Reconversion en cybersécurité : sans innovation, point de salut

Face à une pénurie croissante de compétences en cybersécurité, les entreprises sont à la croisée des chemins : innover dans leurs stratégies de recrutement et de formation ou se condamner à l’immobilisme. Comment remodeler les pratiques RH pour attirer et retenir les talents nécessaires à la lutte contre des menaces cyber ? Une problématique sur laquelle les directions d’entreprises doivent urgemment se pencher.

Reconversion en cybersécurité sans innovation point de salut« La bataille sur la ressource humaine est la première des batailles », déclarait le général Watin-Augouard, fondateur du Forum International de la Cybersécurité (devenu Forum InCyber en 2023), résumant ainsi début octobre l’enjeu majeur auquel est confronté l’écosystème.  

Une déclaration prononcée lors d’une rencontre consacrée à ce thème au sein du Campus Cyber. Celui qui a dirigé pendant une décennie le centre de recherche de l’école des officiers de la Gendarmerie (Creogn) explique : « Dans le contexte de transformation actuel, il nous faut montrer qu’il y a un avenir pour chacun dans le monde numérique, en regardant au-delà de la formation initiale pour répondre à la pénurie des compétences. Sans effort porté sur l’humain, inutile de parler d’autres sujets majeurs comme la souveraineté ».

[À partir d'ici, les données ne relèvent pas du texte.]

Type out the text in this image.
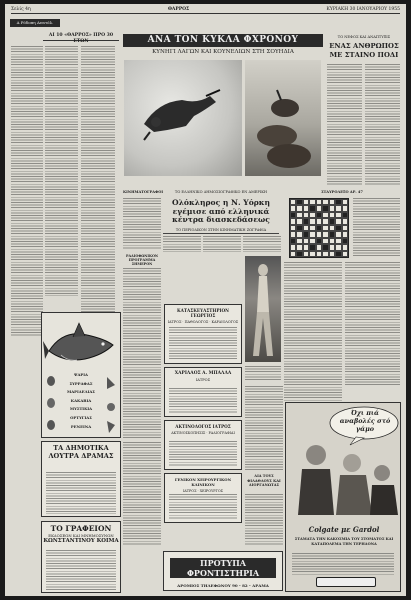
Σελίς 4η	ΘΑΡΡΟΣ	ΚΥΡΙΑΚΗ 30 ΙΑΝΟΥΑΡΙΟΥ 1955
Α Ρόδοπη Ανατόλ.
ΑΙ 10 «ΘΑΡΡΟΣ» ΠΡΟ 30 ΕΤΩΝ
ΨΑΡΙΑ
ΣΥΡΡΑΦΑΣ
ΜΑΡΙΔΕΛΙΑΣ
ΚΑΚΑΒΙΑ
ΜΥΣΤΙΚΙΑ
ΟΡΤΥΓΙΑΣ
ΡΕΝΕΙΝΑ
ΤΑ ΔΗΜΟΤΙΚΑ ΛΟΥΤΡΑ ΔΡΑΜΑΣ
ΤΟ ΓΡΑΦΕΙΟΝ
ΕΚΔΟΣΕΩΝ ΚΑΙ ΜΝΗΜΟΣΥΝΩΝ
ΚΩΝΣΤΑΝΤΙΝΟΥ ΚΟΙΜΑ
ΑΝΑ ΤΟΝ ΚΥΚΛΑ ΦΧΡΟΝΟΥ
ΚΥΝΗΓΙ ΛΑΓΩΝ ΚΑΙ ΚΟΥΝΕΛΙΩΝ ΣΤΗ ΣΟΥΗΔΙΑ
ΤΟ ΝΕΦΟΣ ΚΑΙ ΑΝΑΠΤΥΞΙΣ
ΕΝΑΣ ΑΝΘΡΩΠΟΣ ΜΕ ΣΤΑΙΝΟ ΠΟΔΙ
ΚΙΝΗΜΑΤΟΓΡΑΦΟΙ	ΤΟ ΕΛΛΗΝΙΚΟ ΔΗΜΟΣΙΟΓΡΑΦΙΚΟ ΕΝ ΑΜΕΡΙΚΗ
Ολόκληρος η Ν. Υόρκη εγέμισε από ελληνικά κέντρα διασκεδάσεως
ΤΟ ΠΕΡΙΟΔΙΚΟΝ ΣΤΗΝ ΚΙΝΗΜΑΤΙΚΗ ΖΩΓΡΑΦΙΑ
ΡΑΔΙΟΦΩΝΙΚΟΝ ΠΡΟΓΡΑΜΜΑ ΣΗΜΕΡΟΝ
ΣΤΑΥΡΟΛΕΞΟ ΑΡ. 47
ΚΑΤΑΣΚΕΥΑΣΤΗΡΙΟΝ ΓΕΩΡΓΙΟΣ
ΙΑΤΡΟΣ · ΠΑΘΟΛΟΓΟΣ · ΚΑΡΔΙΟΛΟΓΟΣ
ΧΑΡΙΛΑΟΣ Α. ΜΠΑΛΛΑ
ΙΑΤΡΟΣ
ΑΚΤΙΝΟΛΟΓΟΣ ΙΑΤΡΟΣ
ΑΚΤΙΝΟΣΚΟΠΗΣΙΣ · ΡΑΔΙΟΓΡΑΦΙΑΙ
ΓΕΝΙΚΟΝ ΧΕΙΡΟΥΡΓΙΚΟΝ ΚΛΙΝΙΚΟΝ
ΙΑΤΡΟΣ · ΧΕΙΡΟΥΡΓΟΣ
ΔΙΑ ΤΟΥΣ ΦΙΛΑΘΛΟΥΣ ΚΑΙ ΔΙΟΡΓΑΝΩΤΑΣ
ΠΡΟΤΥΠΑ ΦΡΟΝΤΙΣΤΗΡΙΑ
ΑΡΟΜΙΟΣ ΤΗΛΕΦΩΝΟΥ 90 - 82 - ΔΡΑΜΑ
Όχι πιά αναβολές στό γάμο
Colgate με Gardol
ΣΤΑΜΑΤΑ ΤΗΝ ΚΑΚΟΣΜΙΑ ΤΟΥ ΣΤΟΜΑΤΟΣ ΚΑΙ ΚΑΤΑΠΟΛΕΜΑ ΤΗΝ ΤΕΡΗΔΟΝΑ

Parmi les métiers du numérique, la cybersécurité reste la championne des emplois non pourvus. Le cabinet Wavestone évalue ainsi à 42% les postes vacants en 2022 sur le périmètre surveillé par l’association mondiale des professionnels du secteur, l’ISC2. Un problème identifié de longue date par certaines organisations, publiques ou privées, qui ont déjà commencé à boulverser en profondeur leurs modes de recrutement, afin d’aller au-delà des formations classiques, asséchées par la demande.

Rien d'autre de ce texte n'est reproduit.